Purpose: define the canonical system map, data flow, worker model, and design constraints for Elastifund.
Elastifund is a shared substrate for two families of workers:
- Trading workers for prediction-market research and execution under policy
- Non-trading workers for revenue operations and other bounded economic workflows
Both families feed the same memory, evaluation, observability, and publishing loop.
| Layer | Purpose | What lives here |
|---|---|---|
| 1. Experience | Human-facing surfaces | Website, README, leaderboards, dashboards, diary, roadmap |
| 2. Control | Policy and orchestration | Scheduling, approvals, budgets, task queues, retries, permissions, autonomy levels |
| 3. Worker | Specialized execution agents | Trading workers, revenue workers, research workers, proposal workers, coding workers |
| 4. Evaluation | Judgment and ranking | Experiment scoring, leaderboards, confidence estimates, forecasts, improvement velocity |
| 5. Memory | Shared context | Leads, messages, market data, prompts, outcomes, code diffs, notes, templates, forecasts |
| 6. Data And Telemetry | Ground truth | Events, logs, metrics, traces, costs, errors, artifacts, commits, model usage |
Design rule: every important action should create an event, every event should be queryable, every query should support a judgment, and every judgment should update both a worker and a public surface.
The common substrate across the repo is:
- System memory for structured and unstructured evidence
- Evaluation for ranking strategies, prompts, and worker outcomes
- Observability for latency, costs, errors, and policy events
- Workflow automation for approvals, retries, and recurring jobs
- Publishing for docs, scorecards, reports, and public artifacts
Elastic is the intended system memory and observability spine for this substrate. The design goal is richer memory and better operator visibility without making execution hard-dependent on Elastic uptime.
The current trading architecture uses multiple signal families plus a confirmation layer.
| Source | Function | Current role |
|---|---|---|
| 1. Ensemble estimator + agentic RAG | Slow-market forecasting with calibration | Deployed predictive lane |
| 2. Smart wallet flow detector | Wallet convergence in short-duration markets | Fast-market lane; wallet-flow readiness is tracked separately |
| 3. LMSR Bayesian engine | Flow-based mispricing detection | Fast-market math lane |
| 4. Cross-platform arb scanner | Polymarket versus Kalshi pricing gaps | Structural arbitrage lane |
| 5. |
Multi-outcome negative-risk constructions | KILLED 2026-03-13: zero density after 5-day kill-watch |
| 6. |
Deterministic implication/exclusion violations | KILLED 2026-03-13: zero density after 5-day kill-watch |
| 7. Elastic ML anomaly consumer | Toxicity and drift feedback | Caution and size-adjustment lane |
The confirmation layer decides how signals combine before execution:
- Two or more predictive sources agreeing increases confidence and can boost size within policy.

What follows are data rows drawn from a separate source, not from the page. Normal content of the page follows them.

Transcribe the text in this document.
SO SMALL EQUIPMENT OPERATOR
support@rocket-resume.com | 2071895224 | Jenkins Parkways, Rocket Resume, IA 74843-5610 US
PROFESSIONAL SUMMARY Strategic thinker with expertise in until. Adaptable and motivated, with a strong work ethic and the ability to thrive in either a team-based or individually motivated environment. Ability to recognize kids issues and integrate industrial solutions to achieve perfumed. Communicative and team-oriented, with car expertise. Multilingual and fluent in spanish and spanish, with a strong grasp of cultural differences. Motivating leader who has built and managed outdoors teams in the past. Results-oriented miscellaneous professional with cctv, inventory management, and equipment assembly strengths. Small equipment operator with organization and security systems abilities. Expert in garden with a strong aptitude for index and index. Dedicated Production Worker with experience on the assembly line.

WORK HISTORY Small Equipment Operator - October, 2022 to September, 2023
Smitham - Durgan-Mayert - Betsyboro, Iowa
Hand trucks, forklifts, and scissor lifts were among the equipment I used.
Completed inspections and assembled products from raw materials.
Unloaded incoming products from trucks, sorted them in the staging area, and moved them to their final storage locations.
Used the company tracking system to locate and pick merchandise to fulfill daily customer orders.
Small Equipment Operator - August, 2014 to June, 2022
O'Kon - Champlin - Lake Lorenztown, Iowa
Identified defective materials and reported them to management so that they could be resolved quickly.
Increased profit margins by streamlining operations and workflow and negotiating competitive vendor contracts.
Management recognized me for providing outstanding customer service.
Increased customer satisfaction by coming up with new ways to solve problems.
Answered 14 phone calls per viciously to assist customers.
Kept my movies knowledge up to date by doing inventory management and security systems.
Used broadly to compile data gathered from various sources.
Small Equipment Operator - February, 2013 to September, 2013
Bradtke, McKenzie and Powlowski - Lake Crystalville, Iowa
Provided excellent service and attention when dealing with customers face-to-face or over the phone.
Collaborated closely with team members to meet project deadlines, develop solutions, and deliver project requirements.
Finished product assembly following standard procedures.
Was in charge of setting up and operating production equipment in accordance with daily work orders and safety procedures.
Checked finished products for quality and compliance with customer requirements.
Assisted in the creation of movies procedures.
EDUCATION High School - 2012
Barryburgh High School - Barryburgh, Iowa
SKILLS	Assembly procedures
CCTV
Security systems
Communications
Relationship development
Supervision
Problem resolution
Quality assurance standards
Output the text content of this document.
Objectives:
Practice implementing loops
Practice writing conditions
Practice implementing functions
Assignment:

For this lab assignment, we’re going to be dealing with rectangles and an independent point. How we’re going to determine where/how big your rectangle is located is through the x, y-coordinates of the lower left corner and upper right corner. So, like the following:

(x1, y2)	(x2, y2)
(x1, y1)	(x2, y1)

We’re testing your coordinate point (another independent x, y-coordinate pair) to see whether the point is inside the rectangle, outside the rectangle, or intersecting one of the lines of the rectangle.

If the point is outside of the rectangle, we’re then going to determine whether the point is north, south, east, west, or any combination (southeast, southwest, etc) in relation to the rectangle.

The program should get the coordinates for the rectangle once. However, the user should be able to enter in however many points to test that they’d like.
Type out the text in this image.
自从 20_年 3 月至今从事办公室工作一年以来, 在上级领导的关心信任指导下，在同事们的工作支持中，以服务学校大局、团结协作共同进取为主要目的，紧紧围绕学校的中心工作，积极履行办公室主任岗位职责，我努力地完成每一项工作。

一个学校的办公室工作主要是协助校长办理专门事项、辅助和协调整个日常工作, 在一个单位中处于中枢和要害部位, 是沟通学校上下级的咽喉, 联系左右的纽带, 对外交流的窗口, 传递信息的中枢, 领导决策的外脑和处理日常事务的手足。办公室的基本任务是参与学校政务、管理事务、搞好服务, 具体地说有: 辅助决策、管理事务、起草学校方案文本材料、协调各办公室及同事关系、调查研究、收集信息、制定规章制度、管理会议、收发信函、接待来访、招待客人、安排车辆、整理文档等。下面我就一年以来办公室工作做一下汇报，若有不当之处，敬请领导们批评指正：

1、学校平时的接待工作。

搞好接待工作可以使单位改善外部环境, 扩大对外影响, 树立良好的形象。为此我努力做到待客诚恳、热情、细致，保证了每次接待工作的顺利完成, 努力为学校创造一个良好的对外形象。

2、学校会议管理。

- LLM-only predictions stay limited to slower markets with calibration applied.
- Wallet-flow or LMSR alone stay in the small-size fast-market bucket.
- Structural arbitrage lanes can bypass predictive confirmation after structural validation.
- Anomaly feedback can reduce size, pause routing, or surface a lane for review.
The first non-trading worker family is organized as five cooperating engines:
| Engine | Purpose | Typical outputs |
|---|---|---|
| 1. Account Intelligence | Find, enrich, and score targets | Account records, fit scores, research notes |
| 2. Outreach | Draft, queue, and send compliant messages | Sequences, variants, send decisions, follow-ups |
| 3. Interaction | Handle replies, scheduling, and meeting prep | Reply classes, calendar actions, briefs, next steps |
| 4. Proposal | Turn discovery into scoped offers | Proposal drafts, pricing bands, scope recommendations |
| 5. Learning | Compare predictions to outcomes and revise playbooks | Template changes, score updates, prompt revisions |
All five engines should write to the same memory and telemetry layer so the system can learn from every outreach, reply, meeting, proposal, and outcome.
research -> signal generation -> calibration -> execution checks -> routing -> outcome capture -> evaluation -> publish
account research -> scoring -> draft outreach -> approval -> interaction -> proposal -> outcome capture -> evaluation -> publish
- Run in paper mode by default.
- Keep human escalation for real-money deployment, risk changes, and unresolved legal or compliance questions.
- Separate paper, live, and forecasted performance everywhere.
- Treat telemetry as additive; core execution must fail soft when observability services degrade.
- Prefer one shared memory and evidence model over siloed worker histories.
- Keep every public claim traceable to a source artifact.
Elastifund is not a collection of unrelated scripts. It is a looped system where memory, evaluation, and publishing are as important as the worker logic itself.
This architecture is extracted from COMMAND_NODE.md and research/elastic_vision_document.md, with signal-stack specifics grounded in the current COMMAND_NODE.md technical sections.